The US insurance firm National Indemnity Company stepped in after the previous insurers, AXA, asked for a higher premium in the light of terrorist attacks in America and the resulting military action in Afghanistan. World football's ruling body was unable to resolve its differences with AXA and has negotiated terms with NIC which do not allow the deal to be terminated by the insurer.

"I'm delighted that in just a few days Fifa has managed to seal a new contract and that we can count on a strong insurance partner in an emergency," said its president Sepp Blatter. His organisation is also expected to change its policy on the rights of Australia and France to select whichever players they want for the 11 November friendly in Melbourne.

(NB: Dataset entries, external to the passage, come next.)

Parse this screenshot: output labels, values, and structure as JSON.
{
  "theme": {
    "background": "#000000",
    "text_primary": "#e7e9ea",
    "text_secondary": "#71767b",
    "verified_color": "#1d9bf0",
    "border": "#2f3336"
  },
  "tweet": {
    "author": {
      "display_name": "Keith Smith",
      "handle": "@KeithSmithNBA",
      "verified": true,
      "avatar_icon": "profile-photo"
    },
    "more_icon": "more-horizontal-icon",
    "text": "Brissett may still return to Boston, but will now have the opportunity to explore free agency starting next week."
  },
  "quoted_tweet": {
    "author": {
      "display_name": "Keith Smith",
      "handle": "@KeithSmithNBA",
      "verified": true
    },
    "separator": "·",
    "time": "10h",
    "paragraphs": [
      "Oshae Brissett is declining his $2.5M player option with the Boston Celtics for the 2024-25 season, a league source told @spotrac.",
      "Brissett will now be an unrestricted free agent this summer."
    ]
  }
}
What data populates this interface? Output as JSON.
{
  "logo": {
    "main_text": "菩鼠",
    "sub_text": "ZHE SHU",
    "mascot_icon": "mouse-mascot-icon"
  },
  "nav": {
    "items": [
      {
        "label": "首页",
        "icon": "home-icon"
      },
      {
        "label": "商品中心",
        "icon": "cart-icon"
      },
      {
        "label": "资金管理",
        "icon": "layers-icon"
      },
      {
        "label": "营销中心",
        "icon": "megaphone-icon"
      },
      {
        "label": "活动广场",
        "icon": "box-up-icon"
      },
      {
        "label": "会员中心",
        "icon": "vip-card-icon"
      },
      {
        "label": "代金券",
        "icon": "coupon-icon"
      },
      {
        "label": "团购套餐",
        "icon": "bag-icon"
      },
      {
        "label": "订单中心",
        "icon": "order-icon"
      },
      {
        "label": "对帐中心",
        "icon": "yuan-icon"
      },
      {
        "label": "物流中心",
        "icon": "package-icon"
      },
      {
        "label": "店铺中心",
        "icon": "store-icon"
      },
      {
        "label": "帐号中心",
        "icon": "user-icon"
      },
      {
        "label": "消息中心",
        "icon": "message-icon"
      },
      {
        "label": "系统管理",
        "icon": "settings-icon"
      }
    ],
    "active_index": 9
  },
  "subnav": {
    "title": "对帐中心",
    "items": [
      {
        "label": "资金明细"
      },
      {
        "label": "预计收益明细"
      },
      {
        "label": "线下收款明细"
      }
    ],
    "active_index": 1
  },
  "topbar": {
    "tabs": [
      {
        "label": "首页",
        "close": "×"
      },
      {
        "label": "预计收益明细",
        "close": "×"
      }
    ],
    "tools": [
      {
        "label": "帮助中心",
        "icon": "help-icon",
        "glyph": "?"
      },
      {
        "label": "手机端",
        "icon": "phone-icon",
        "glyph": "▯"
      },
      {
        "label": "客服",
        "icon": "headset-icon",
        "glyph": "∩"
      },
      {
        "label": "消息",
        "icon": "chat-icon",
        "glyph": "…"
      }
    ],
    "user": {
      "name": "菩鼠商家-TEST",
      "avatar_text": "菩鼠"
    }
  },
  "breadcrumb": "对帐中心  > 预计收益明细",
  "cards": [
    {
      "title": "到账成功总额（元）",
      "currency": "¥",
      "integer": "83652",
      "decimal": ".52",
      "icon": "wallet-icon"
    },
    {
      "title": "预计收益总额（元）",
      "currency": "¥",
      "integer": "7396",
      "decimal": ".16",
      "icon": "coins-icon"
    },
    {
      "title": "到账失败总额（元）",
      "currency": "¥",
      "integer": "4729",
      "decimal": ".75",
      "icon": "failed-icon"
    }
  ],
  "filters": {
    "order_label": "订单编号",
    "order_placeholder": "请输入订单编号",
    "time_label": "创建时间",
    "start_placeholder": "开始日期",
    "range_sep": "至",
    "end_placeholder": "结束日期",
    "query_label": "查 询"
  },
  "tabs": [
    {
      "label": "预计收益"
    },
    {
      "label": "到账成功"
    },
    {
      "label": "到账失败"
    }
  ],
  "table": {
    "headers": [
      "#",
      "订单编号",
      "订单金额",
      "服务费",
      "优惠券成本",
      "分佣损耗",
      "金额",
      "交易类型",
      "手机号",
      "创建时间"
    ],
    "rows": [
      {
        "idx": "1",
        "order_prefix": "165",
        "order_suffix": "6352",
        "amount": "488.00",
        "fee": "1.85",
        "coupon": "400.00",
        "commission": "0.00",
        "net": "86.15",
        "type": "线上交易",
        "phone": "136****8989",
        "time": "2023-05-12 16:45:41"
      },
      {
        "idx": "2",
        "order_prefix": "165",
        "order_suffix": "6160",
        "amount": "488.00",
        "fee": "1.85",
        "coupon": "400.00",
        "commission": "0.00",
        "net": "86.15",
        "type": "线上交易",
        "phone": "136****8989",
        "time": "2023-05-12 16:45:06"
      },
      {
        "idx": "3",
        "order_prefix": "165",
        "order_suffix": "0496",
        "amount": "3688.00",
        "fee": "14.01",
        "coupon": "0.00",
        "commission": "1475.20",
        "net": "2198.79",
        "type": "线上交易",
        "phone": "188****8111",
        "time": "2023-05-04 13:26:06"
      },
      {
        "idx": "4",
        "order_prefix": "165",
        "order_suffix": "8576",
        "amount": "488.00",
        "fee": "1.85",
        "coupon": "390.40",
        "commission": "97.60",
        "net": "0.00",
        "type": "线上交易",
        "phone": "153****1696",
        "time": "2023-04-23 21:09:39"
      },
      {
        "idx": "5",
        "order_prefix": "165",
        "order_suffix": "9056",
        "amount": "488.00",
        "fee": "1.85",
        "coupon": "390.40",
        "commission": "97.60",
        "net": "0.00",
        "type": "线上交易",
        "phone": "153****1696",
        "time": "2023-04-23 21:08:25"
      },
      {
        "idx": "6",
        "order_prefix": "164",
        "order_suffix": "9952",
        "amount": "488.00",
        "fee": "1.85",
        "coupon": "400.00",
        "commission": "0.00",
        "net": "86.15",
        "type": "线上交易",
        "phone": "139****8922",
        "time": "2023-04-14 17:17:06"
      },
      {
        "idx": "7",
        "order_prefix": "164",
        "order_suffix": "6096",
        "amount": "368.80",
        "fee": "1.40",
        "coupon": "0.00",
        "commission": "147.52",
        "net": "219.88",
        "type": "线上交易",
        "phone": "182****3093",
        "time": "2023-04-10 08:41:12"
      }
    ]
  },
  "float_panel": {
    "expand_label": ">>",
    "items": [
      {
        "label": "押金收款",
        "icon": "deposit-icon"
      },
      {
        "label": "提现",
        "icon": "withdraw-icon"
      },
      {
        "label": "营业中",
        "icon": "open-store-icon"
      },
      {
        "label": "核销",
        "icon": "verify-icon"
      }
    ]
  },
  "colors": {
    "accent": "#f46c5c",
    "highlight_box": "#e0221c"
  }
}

World football's governing body had originally requested that neither side should select more than one player from any club in a move to head off protests from some of Europe's most influential sides. However, Blatter has hinted at Fifa's change of heart. "Australia obviously has every right to choose whoever it wants to make up the best possible team," he told L'Equipe.

The clubs at the centre of the dispute, who include Real Madrid, Arsenal, Manchester United and Bayern Munich, are unhappy that their players will have to endure such a gruelling journey in the middle of the season.

The only possible restriction under Uefa rules which could apply to the game is Article 36 of the amendments of the Fifa regulations for the status and transfer of players. That limits the number of international matches a player can be called up for to five per year, after which he is only available for the qualifying rounds and finals of the World Cup, confederation championships and the Olympics.